Dopo “Foreste al Macello, che svela il legame nascosto tra la deforestazione del Gran Chaco e la produzione di carne esportata in Europa e “Foreste al Macello II”, che denuncia la deforestazione dell’Amazzonia brasiliana legata alla creazione di grandi allevamenti per il bestiame, “Foreste al Macello III” analizza il legame fra la perdita di biodiversità nel Pantanal e il business delle principali aziende brasiliane di lavorazione carne: JBS, Marfin e Mireva.
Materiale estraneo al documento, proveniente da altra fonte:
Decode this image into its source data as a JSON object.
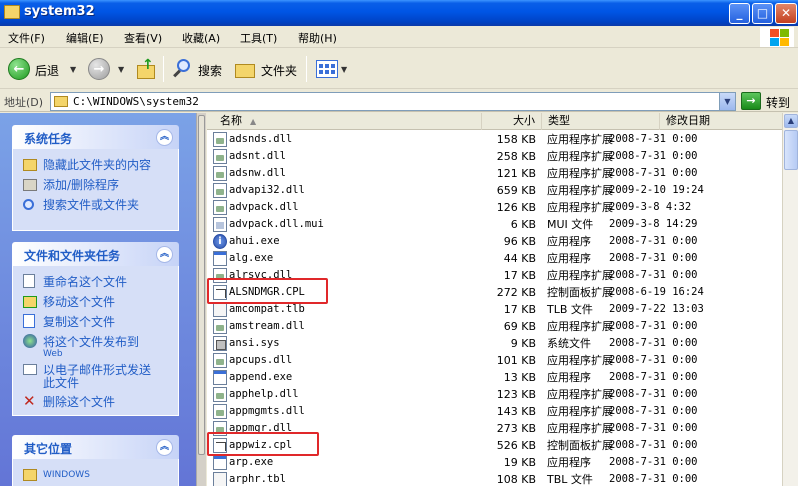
{
  "window": {
    "title": "system32"
  },
  "menu": [
    "文件(F)",
    "编辑(E)",
    "查看(V)",
    "收藏(A)",
    "工具(T)",
    "帮助(H)"
  ],
  "toolbar": {
    "back_label": "后退",
    "search_label": "搜索",
    "folders_label": "文件夹"
  },
  "address": {
    "label": "地址(D)",
    "value": "C:\\WINDOWS\\system32",
    "go_label": "转到"
  },
  "task_pane": {
    "system_tasks": {
      "title": "系统任务",
      "items": [
        "隐藏此文件夹的内容",
        "添加/删除程序",
        "搜索文件或文件夹"
      ]
    },
    "file_tasks": {
      "title": "文件和文件夹任务",
      "items": [
        "重命名这个文件",
        "移动这个文件",
        "复制这个文件",
        "将这个文件发布到",
        "Web",
        "以电子邮件形式发送",
        "此文件",
        "删除这个文件"
      ]
    },
    "other_places": {
      "title": "其它位置",
      "items": [
        "WINDOWS"
      ]
    }
  },
  "columns": {
    "name": "名称",
    "size": "大小",
    "type": "类型",
    "date": "修改日期"
  },
  "files": [
    {
      "name": "adsnds.dll",
      "size": "158 KB",
      "type": "应用程序扩展",
      "date": "2008-7-31 0:00",
      "icon": "dll"
    },
    {
      "name": "adsnt.dll",
      "size": "258 KB",
      "type": "应用程序扩展",
      "date": "2008-7-31 0:00",
      "icon": "dll"
    },
    {
      "name": "adsnw.dll",
      "size": "121 KB",
      "type": "应用程序扩展",
      "date": "2008-7-31 0:00",
      "icon": "dll"
    },
    {
      "name": "advapi32.dll",
      "size": "659 KB",
      "type": "应用程序扩展",
      "date": "2009-2-10 19:24",
      "icon": "dll"
    },
    {
      "name": "advpack.dll",
      "size": "126 KB",
      "type": "应用程序扩展",
      "date": "2009-3-8 4:32",
      "icon": "dll"
    },
    {
      "name": "advpack.dll.mui",
      "size": "6 KB",
      "type": "MUI 文件",
      "date": "2009-3-8 14:29",
      "icon": "mui"
    },
    {
      "name": "ahui.exe",
      "size": "96 KB",
      "type": "应用程序",
      "date": "2008-7-31 0:00",
      "icon": "info"
    },
    {
      "name": "alg.exe",
      "size": "44 KB",
      "type": "应用程序",
      "date": "2008-7-31 0:00",
      "icon": "exe"
    },
    {
      "name": "alrsvc.dll",
      "size": "17 KB",
      "type": "应用程序扩展",
      "date": "2008-7-31 0:00",
      "icon": "dll"
    },
    {
      "name": "ALSNDMGR.CPL",
      "size": "272 KB",
      "type": "控制面板扩展",
      "date": "2008-6-19 16:24",
      "icon": "cpl"
    },
    {
      "name": "amcompat.tlb",
      "size": "17 KB",
      "type": "TLB 文件",
      "date": "2009-7-22 13:03",
      "icon": "tlb"
    },
    {
      "name": "amstream.dll",
      "size": "69 KB",
      "type": "应用程序扩展",
      "date": "2008-7-31 0:00",
      "icon": "dll"
    },
    {
      "name": "ansi.sys",
      "size": "9 KB",
      "type": "系统文件",
      "date": "2008-7-31 0:00",
      "icon": "sys"
    },
    {
      "name": "apcups.dll",
      "size": "101 KB",
      "type": "应用程序扩展",
      "date": "2008-7-31 0:00",
      "icon": "dll"
    },
    {
      "name": "append.exe",
      "size": "13 KB",
      "type": "应用程序",
      "date": "2008-7-31 0:00",
      "icon": "exe"
    },
    {
      "name": "apphelp.dll",
      "size": "123 KB",
      "type": "应用程序扩展",
      "date": "2008-7-31 0:00",
      "icon": "dll"
    },
    {
      "name": "appmgmts.dll",
      "size": "143 KB",
      "type": "应用程序扩展",
      "date": "2008-7-31 0:00",
      "icon": "dll"
    },
    {
      "name": "appmgr.dll",
      "size": "273 KB",
      "type": "应用程序扩展",
      "date": "2008-7-31 0:00",
      "icon": "dll"
    },
    {
      "name": "appwiz.cpl",
      "size": "526 KB",
      "type": "控制面板扩展",
      "date": "2008-7-31 0:00",
      "icon": "cpl"
    },
    {
      "name": "arp.exe",
      "size": "19 KB",
      "type": "应用程序",
      "date": "2008-7-31 0:00",
      "icon": "exe"
    },
    {
      "name": "arphr.tbl",
      "size": "108 KB",
      "type": "TBL 文件",
      "date": "2008-7-31 0:00",
      "icon": "tlb"
    }
  ]
}
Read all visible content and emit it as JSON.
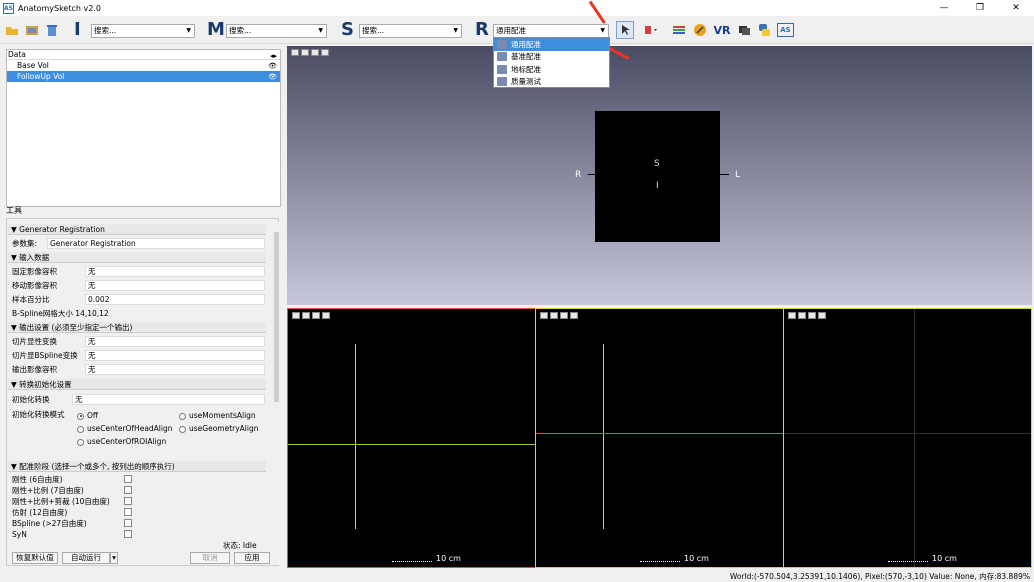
{
  "window": {
    "icon": "AS",
    "title": "AnatomySketch v2.0",
    "minimize": "—",
    "maximize": "❐",
    "close": "✕"
  },
  "toolbar": {
    "combo_i": "搜索...",
    "combo_m": "搜索...",
    "combo_s": "搜索...",
    "combo_r": "通用配准",
    "letters": {
      "i": "I",
      "m": "M",
      "s": "S",
      "r": "R"
    },
    "vr": "VR",
    "as_btn": "AS"
  },
  "dropdown": {
    "items": [
      "通用配准",
      "通用配准",
      "基准配准",
      "地标配准",
      "质量测试"
    ]
  },
  "data_panel": {
    "header": "Data",
    "items": [
      "Base Vol",
      "FollowUp Vol"
    ]
  },
  "tools": {
    "label": "工具",
    "gen_reg": "Generator Registration",
    "param_label": "参数集:",
    "param_value": "Generator Registration",
    "input_sect": "输入数据",
    "fixed_label": "固定影像容积",
    "fixed_val": "无",
    "moving_label": "移动影像容积",
    "moving_val": "无",
    "sample_label": "样本百分比",
    "sample_val": "0.002",
    "bspline_label": "B-Spline网格大小 14,10,12",
    "out_sect": "输出设置 (必须至少指定一个输出)",
    "out1_label": "切片显性变换",
    "out1_val": "无",
    "out2_label": "切片显BSpline变换",
    "out2_val": "无",
    "out3_label": "输出影像容积",
    "out3_val": "无",
    "init_sect": "转换初始化设置",
    "init_label": "初始化转换",
    "init_val": "无",
    "mode_label": "初始化转换模式",
    "modes": [
      "Off",
      "useMomentsAlign",
      "useCenterOfHeadAlign",
      "useGeometryAlign",
      "useCenterOfROIAlign"
    ],
    "reg_sect": "配准阶段 (选择一个或多个, 按列出的顺序执行)",
    "stages": [
      "刚性 (6自由度)",
      "刚性+比例 (7自由度)",
      "刚性+比例+剪裁 (10自由度)",
      "仿射 (12自由度)",
      "BSpline (>27自由度)",
      "SyN"
    ],
    "state": "状态: Idle",
    "btn_reset": "恢复默认值",
    "btn_auto": "自动运行",
    "btn_cancel": "取消",
    "btn_apply": "应用"
  },
  "view3d": {
    "top": "S",
    "inner": "I",
    "left": "R",
    "right": "L"
  },
  "slices": [
    {
      "border": "#e05050",
      "scale": "10 cm"
    },
    {
      "border": "#d8d830",
      "scale": "10 cm"
    },
    {
      "border": "#d8d830",
      "scale": "10 cm"
    }
  ],
  "status": "World:(-570.504,3.25391,10.1406), Pixel:(570,-3,10) Value: None, 内存:83.889%"
}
Secondo il documento l’Italia ha più responsabilità di quelle che crediamo.

Il Pantanal è la più grande zona umida del mondo, un’immensa pianura alluvionale soggetta a inondazioni periodiche, ricchissima di biodiversità e casa di specie in pericolo di estinzione. Si trova in Sudamerica, per gran parte in Brasile (negli Stati del Mato Grosso e del Mato Grosso do Sul), ma anche in Bolivia e in Paraguay. ​Nel 2020, dopo due anni consecutivi di grave siccità,​ circa il 30% del Pantanal brasiliano è stato consumato dalle fiamme: fonti ufficiali affermano che la stragrande maggioranza degli incendi è stata causata dall’attività umana.​ In molti casi le aziende agricole sono le principali sospettate di aver deliberatamente appiccato gli incendi. Greenpeace International ha identificato 15 aziende agricole che sono fornitori attuali o recenti (2018 – 2019) delle principali aziende brasiliane di lavorazione delle carne JBS, Marfrig e Minerva, e che sono legate agli incendi nel Pantanal dello scorso anno.

Le aziende che operano nel Pantanal

Nello specifico, nel 2018 e nel 2019, le 15 aziende agricole sono state collegate, direttamente o indirettamente, ad almeno 14 stabilimenti di lavorazione della carne di proprietà di JBS, Marfrig e Minerva che, a loro volta, commercializzano carne a livello globale. Sono stati quindi identificati collegamenti commerciali diretti tra una o più di questi 14 stabilimenti e multinazionali quali Nestlé; fast food quali Burger King e McDonald’s; e catene della grande distribuzione quali Pão de Açúcar (catena brasiliana appartenente alla francese Groupe Casino) e Walmart Cile.​ Secondo i dati sulle esportazioni reperibili sulla piattaforma online Panjiva, tra il 1 gennaio 2019 e il 31 ottobre 2020, i 14 impianti hanno esportato collettivamente oltre mezzo milione di tonnellate di carne e prodotti a base di carne, per un valore di quasi 3 miliardi di dollari, verso: Hong Kong (22%); Cina (21%); Unione europea e Regno Unito (8%); e USA (1%).

Tra il 1 gennaio 2019 e il 31 ottobre 2020, l’Italia si è affermata ​come il principale importatore di carne brasiliana dell’Ue

Tra il 1 gennaio 2019 e il 31 ottobre 2020, l’Italia si è affermata ​come il principale importatore di carne brasiliana dell’Ue e il sesto a livello mondiale. Nel nostro Paese, infatti, sono state importate 17.338 tonnellate di carne e prodotti a base di carne per un valore di circa 96 milioni di dollari, da dodici di questi stabilimenti appartenenti a JBS, MarfrigeMinerva.

La denuncia di Greenpeace

La scarsa volontà politica, così come la mancanza di trasparenza e tracciabilità fanno della produzione industriale di carne uno dei principali motori globali della deforestazione, della perdita di biodiversità e dell’ingiustizia sociale. ​Ma i cittadini europei sono stanchi di essere complici inconsapevoli della distruzione di foreste fondamentali per il Pianeta. Infatti, sono state oltre un milione le persone in Europa – tra cui più di 75 mila italiane e italiani – che l’anno scorso hanno partecipato alla consultazione europea “Deforestazione e degrado forestale – riduzione dell’impatto dei prodotti immessi sul mercato dell’Ue​” per chiedere una normativa comunitaria rigorosa che ponga fine alla circolazione sul mercato europeo di materie prime e prodotti la cui estrazione, raccolta o produzione ha o rischia di avere un impatto negativo su foreste, altri ecosistemi e diritti uman​i.

La Commissione europea – continua Greenpeace – sta finalmente lavorando a una nuova normativa per affrontare l’impatto dei consumi dell’Ue sulle foreste del mondo ma, al momento, importanti ecosistemi come le zone umide, le praterie e le torbiere resterebbero escluse e quindi esposte allo sfruttamento e alla distruzione. Greenpeace chiede all’Ue di fare in modo che le filiere dei prodotti venduti in Europa siano libere non solo dalla distruzione delle foreste, ma anche dalle violazioni dei diritti umani e dalla distruzione di altri ecosistemi come il Pantanal.